コマンド名やオプションの引数は憶えにくいものがありますし、よく使うコマンドは簡単に使えるようにしたいということがあります。このようなときはエイリアス機能により、コマンドラインに自分の好みの名前をつけて、登録しておくことができます。エイリアス機能を使うには alias コマンドで登録と表示を、unalias コマンドで取り消しを行います。
aliasコマンドで登録したものはログアウト時に自動的に取り消されてしまいます。登録したものを常に使いたい場合は、「.bashrc」などシェルの設定ファイルに記述し、ログインすると同時にエイリアスが有効になるようにしておきます。なお、ディストリビューションにより異なると思いますが、システムによりaliasコマンドで設定されているコマンドが幾つかあります。
alias [name][=コマンド] |
|
$ alias la="ls -al" |
$ alias alias cp='cp -i' alias l.='ls -d .* --color=auto' alias la='ls -al' alias ll='ls -l --color=auto' alias ls='ls --color=auto' alias mv='mv -i' alias rm='rm -i' alias which='alias | /usr/bin/which --tty-only --read-alias --show-dot --show-tilde' |
unalias name |
|
$ unalias la |
ある一連の処理をまとめて一つの機能としたものを関数という。 似たような処理を複数箇所で実行している場合は、その一連の処理を関数化して利用すると便利である。
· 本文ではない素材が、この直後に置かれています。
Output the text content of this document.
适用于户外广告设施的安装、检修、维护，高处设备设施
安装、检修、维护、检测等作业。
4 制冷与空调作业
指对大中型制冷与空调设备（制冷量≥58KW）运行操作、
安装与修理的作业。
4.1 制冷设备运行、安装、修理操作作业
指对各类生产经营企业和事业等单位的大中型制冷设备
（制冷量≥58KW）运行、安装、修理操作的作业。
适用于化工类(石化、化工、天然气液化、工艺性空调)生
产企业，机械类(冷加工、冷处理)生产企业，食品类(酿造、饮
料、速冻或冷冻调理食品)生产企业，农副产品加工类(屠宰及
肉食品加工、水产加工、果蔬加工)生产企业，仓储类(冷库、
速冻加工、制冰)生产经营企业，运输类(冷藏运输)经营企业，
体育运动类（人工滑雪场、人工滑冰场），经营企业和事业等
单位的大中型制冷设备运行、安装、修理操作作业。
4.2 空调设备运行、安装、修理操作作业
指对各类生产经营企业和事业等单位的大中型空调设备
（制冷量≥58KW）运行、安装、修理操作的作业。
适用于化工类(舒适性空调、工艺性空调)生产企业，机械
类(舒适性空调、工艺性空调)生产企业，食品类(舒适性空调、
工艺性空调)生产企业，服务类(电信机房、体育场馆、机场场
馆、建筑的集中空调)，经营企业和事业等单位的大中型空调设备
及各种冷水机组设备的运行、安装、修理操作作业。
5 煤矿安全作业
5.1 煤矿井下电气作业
function 関数名() { 処理 return 値 } |
関数名() { 処理 return 値 } |
関数名 引数リスト |
関数名とその関数の処理を定義することで、一連の処理を関数を呼び出すことが可能になります。 通常、関数の最後には return コマンドを指定し、その引数として与えた値が関数の終了ステータスとなります。 return コマンドの引数に指定できる値は、1~255 の正の整数のみです。 (マイナスの値も指定可能ですが、-1 を指定した場合は結果的に 255 になります。紛らわしいので、1~255 の正の整数以外は指定しないようにしましょう。)
この return コマンドは省略可能で、省略された場合は関数内で最後に実行されたコマンドの終了ステータスが、関数自体の終了ステータスとなります。
関数を呼び出すときは、関数名と引数のリストを指定します。引数は省略可能です。 呼び出すときの関数名は C 言語などのように「()」を付ける必要はありません。 func() ではなく func のように、単純に関数名のみを指定します。
変数は必要なときに名前を指定してすぐに使うことが出来ますが、この場合のデータは文字データとして変数に格納されます。一方、変数は明示的に宣言してから使用することも出来ますが、この場合はいろいろな属性を与えることが出来ます。 変数の宣言は declare または typeset コマンド、及び local コマンドで行います。declareコマンドには次のようなオプションがあります。
● declare コマンド構文
declare [オプション] [変数名[=値]] |
|
-a | 変数を配列として作成します |
-i | 変数を整数型(integer)として作成します |
-r | 変数を参照のみ可能(read only)として作成します。宣言時に値を与えておきます また、read onlyの解除は「+r」オプションで再宣言を行う |
-f | 定義済関数を表示します |
-F | 定義済関数名を表示します |
変数には有効範囲があります。つまり、シェルスクリプト中のどこでも使えるもの(グローバル変数)と、関数内だけで使えるもの(ローカル変数)です。関数内でlocalコマンドで宣言しますとローカル変数になります。それ以外の変数はグローバル変数です。また、位置パラメータはローカル変数です。